Australian cricketer

Sasha Kate Moloney (born 14 June 1992) is an Australian cricketer who plays as a right-handed batter and right-arm off break bowler for Tasmanian Tigers and Melbourne Stars. From May to August 2015, she played for Typhoons in Ireland's inaugural Women's Super 3s, a competition involving both 50 over and T20 matches. She has also played cricket in the Netherlands.
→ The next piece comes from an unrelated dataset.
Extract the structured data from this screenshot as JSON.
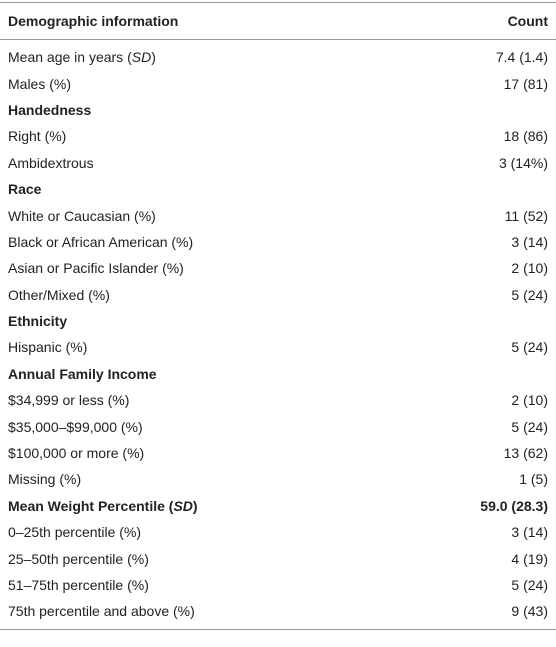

Moloney was a part of the Hurricanes squad for its inaugural WBBL|01 season (2015–16). She remained in the squad for the WBBL|02 season (2016–17).

Moloney's career has been marred by knee injuries. She missed the entire 2013–14 season due to a knee reconstruction, and suffered another knee injury during a WBBL match in December 2016.

In November 2018, she was named in the Hobart Hurricanes' squad where she was also named captain for the 2018–19 Women's Big Bash League season.